Background: Assessed by number needed to treat (NNT) to prevent one event, it was previously shown that for those at similar atherosclerotic cardiovascular disease (CVD) risk, the benefit accruing from treating people with higher cholesterol levels with statins is greater than for those with lower levels.
Method: By estimating NNT from both the absolute atherosclerotic cardiovascular risk and the pre-treatment low density lipoprotein cholesterol (LDL-C) concentration, recent recommendations for fixed dose high and moderate intensity statin treatment in the primary and secondary prevention of CVD were compared with cholesterol-lowering therapy aimed at a target LDL-C.

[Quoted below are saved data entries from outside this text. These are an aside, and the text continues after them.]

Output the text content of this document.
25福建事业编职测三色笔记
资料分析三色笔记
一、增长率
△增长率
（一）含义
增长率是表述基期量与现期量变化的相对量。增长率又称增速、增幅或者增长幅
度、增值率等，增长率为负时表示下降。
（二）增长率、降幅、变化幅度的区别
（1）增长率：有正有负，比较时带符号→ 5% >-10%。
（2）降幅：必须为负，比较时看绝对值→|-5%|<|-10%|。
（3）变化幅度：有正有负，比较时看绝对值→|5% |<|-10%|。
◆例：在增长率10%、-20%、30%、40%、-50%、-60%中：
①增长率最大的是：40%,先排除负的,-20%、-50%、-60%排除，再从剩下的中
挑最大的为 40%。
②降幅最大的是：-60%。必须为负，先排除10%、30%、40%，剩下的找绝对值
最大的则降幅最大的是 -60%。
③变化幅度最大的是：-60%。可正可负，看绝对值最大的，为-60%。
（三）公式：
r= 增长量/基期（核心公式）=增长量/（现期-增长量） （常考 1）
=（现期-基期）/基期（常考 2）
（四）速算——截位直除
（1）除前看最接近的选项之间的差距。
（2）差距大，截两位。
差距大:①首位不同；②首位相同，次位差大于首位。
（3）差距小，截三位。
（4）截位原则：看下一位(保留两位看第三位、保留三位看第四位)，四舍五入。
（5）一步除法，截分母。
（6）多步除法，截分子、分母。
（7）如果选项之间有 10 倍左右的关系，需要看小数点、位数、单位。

Results: We report that the USA and UK recommendations to employ a fixed dose of atorvastatin 20 mg daily for primary prevention will produce good results in people with low cholesterol levels, but are a disadvantage for those with higher levels who benefit more from a therapeutic target and statin dose titration and, where necessary, adjunctive cholesterol-lowering therapy to achieve this target. The higher dose of atorvastatin 80 mg daily with no target recommended for secondary prevention is generally more effective than aiming for a LDL-C goal except in people with particularly high cholesterol.
Conclusion: For optimum clinical effectiveness, initial LDL-C concentration must be considered in deciding whether a target will allow a greater decrease in LDL-C and thus a lower NNT than a fixed dose regimen. Individual variation in the LDL-C response to statins also makes post-treatment cholesterol measurement essential.
Keywords: Statins; cardiovascular risk; lipid guidelines; low density lipoprotein cholesterol; non-high density lipoprotein cholesterol; number needed to treat.
© The European Society of Cardiology 2016.